2018-02-02 02:46:02,851+02 ERROR [org.ovirt.engine.core.vdsbroker.VdsManager] (EE-ManagedThreadFactory-engineScheduled-Thread-38) [] Exception: java.lang.NullPointerException
        at org.ovirt.engine.core.vdsbroker.monitoring.HostMonitoring.refreshCommitedMemory(HostMonitoring.java:687) [vdsbroker.jar:]
        at org.ovirt.engine.core.vdsbroker.monitoring.HostMonitoring.refreshVdsRunTimeInfo(HostMonitoring.java:128) [vdsbroker.jar:]
        at org.ovirt.engine.core.vdsbroker.monitoring.HostMonitoring.refresh(HostMonitoring.java:85) [vdsbroker.jar:]
        at org.ovirt.engine.core.vdsbroker.VdsManager.refresh(VdsManager.java:267) [vdsbroker.jar:]
        at java.util.concurrent.Executors$RunnableAdapter.call(Executors.java:511) [rt.jar:1.8.0_151]
        at java.util.concurrent.FutureTask.runAndReset(FutureTask.java:308) [rt.jar:1.8.0_151]
        at org.glassfish.enterprise.concurrent.internal.ManagedScheduledThreadPoolExecutor$ManagedScheduledFutureTask.access$201(ManagedScheduledThreadPoolExecutor.java:383) [javax.enterprise.concurrent.jar:1.0.
0.redhat-1]
        at org.glassfish.enterprise.concurrent.internal.ManagedScheduledThreadPoolExecutor$ManagedScheduledFutureTask.run(ManagedScheduledThreadPoolExecutor.java:534) [javax.enterprise.concurrent.jar:1.0.0.redha
t-1]
        at java.util.concurrent.ThreadPoolExecutor.runWorker(ThreadPoolExecutor.java:1149) [rt.jar:1.8.0_151]
        at java.util.concurrent.ThreadPoolExecutor$Worker.run(ThreadPoolExecutor.java:624) [rt.jar:1.8.0_151]
        at java.lang.Thread.run(Thread.java:748) [rt.jar:1.8.0_151]
        at org.glassfish.enterprise.concurrent.ManagedThreadFactoryImpl$ManagedThread.run(ManagedThreadFactoryImpl.java:250) [javax.enterprise.concurrent.jar:1.0.0.redhat-1]
        at org.jboss.as.ee.concurrent.service.ElytronManagedThreadFactory$ElytronManagedThread.run(ElytronManagedThreadFactory.java:78)

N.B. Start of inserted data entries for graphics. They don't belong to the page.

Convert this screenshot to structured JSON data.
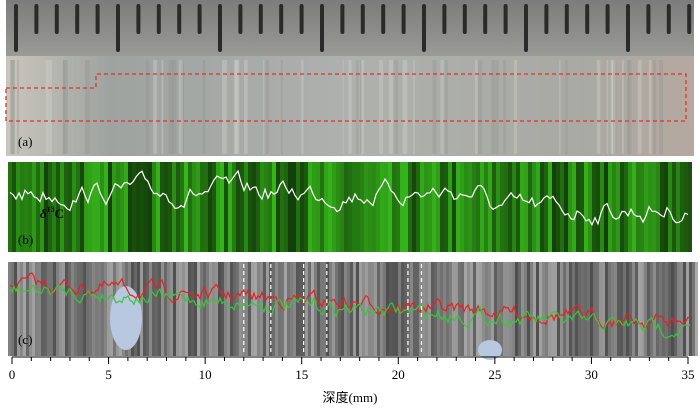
{
  "figure": {
    "panels": [
      {
        "id": "a",
        "label": "(a)",
        "description_label": "",
        "colors": {
          "bg": "#a6a8a5"
        }
      },
      {
        "id": "b",
        "label": "(b)",
        "overlay_label_prefix": "δ",
        "overlay_label_super": "13",
        "overlay_label_suffix": "C"
      },
      {
        "id": "c",
        "label": "(c)"
      }
    ],
    "colors": {
      "scale_bar": "#8c8c8c",
      "scale_notch": "#2a2a2a",
      "box_dashed": "#e03030",
      "panel_b_base": "#1f4f10",
      "panel_b_bright": "#4fbf2e",
      "panel_b_line": "#ffffff",
      "panel_c_base": "#6f6f6f",
      "panel_c_red": "#e82020",
      "panel_c_green": "#3cc43c",
      "panel_c_blue_spot": "#b8c8e0",
      "dashed_markers": "#ffffff"
    },
    "dashed_marker_depths_mm": [
      12.0,
      13.4,
      15.1,
      16.3,
      20.5,
      21.2
    ]
  },
  "chart_data": {
    "type": "line",
    "title": "",
    "xlabel": "深度(mm)",
    "ylabel": "",
    "xlim": [
      0,
      35
    ],
    "x_ticks": [
      0,
      5,
      10,
      15,
      20,
      25,
      30,
      35
    ],
    "x_tick_labels": [
      "0",
      "5",
      "10",
      "15",
      "20",
      "25",
      "30",
      "35"
    ],
    "grid": false
  }
}
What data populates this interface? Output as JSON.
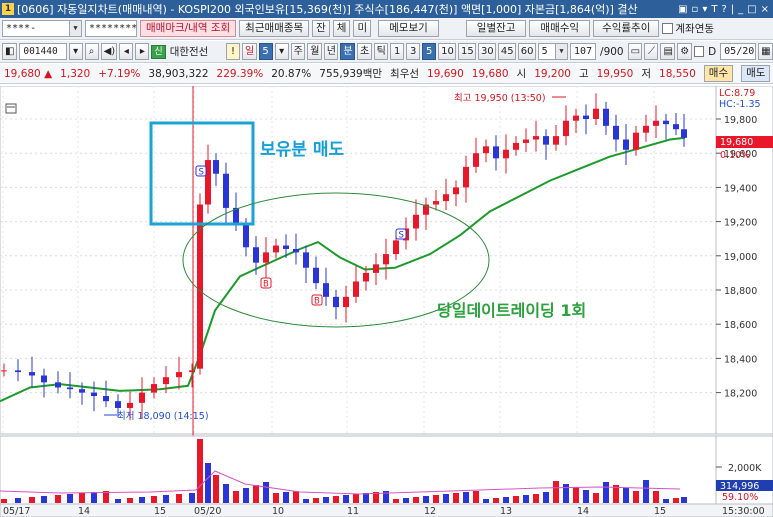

2018-02-02 02:46:02,858+02 DEBUG [org.ovirt.engine.core.utils.threadpool.ThreadPoolUtil] (EE-ManagedThreadFactory-engine-Thread-12382) [] Executing task: EE-ManagedThreadFactory-engine-Thread-12382


==============
ovirt-engine-4.2.1.4-0.1.el7.noarch

Comment 7 Elad 2018-04-12 14:15:16 UTC
No NPE was thrown during automation execution of TestCase5994 (were the bug was found on)

Used:
rhvm-4.2.2.6-0.1.el7.noarch
vdsm-4.20.23-1.el7ev.x86_64

Comment 8 Sandro Bonazzola 2018-04-18 12:25:27 UTC
This bugzilla is included in oVirt 4.2.2 release, published on March 28th 2018.

Since the problem described in this bug report should be
resolved in oVirt 4.2.2 release, it has been closed with a resolution of CURRENT RELEASE.

If the solution does not work for you, please open a new bug report.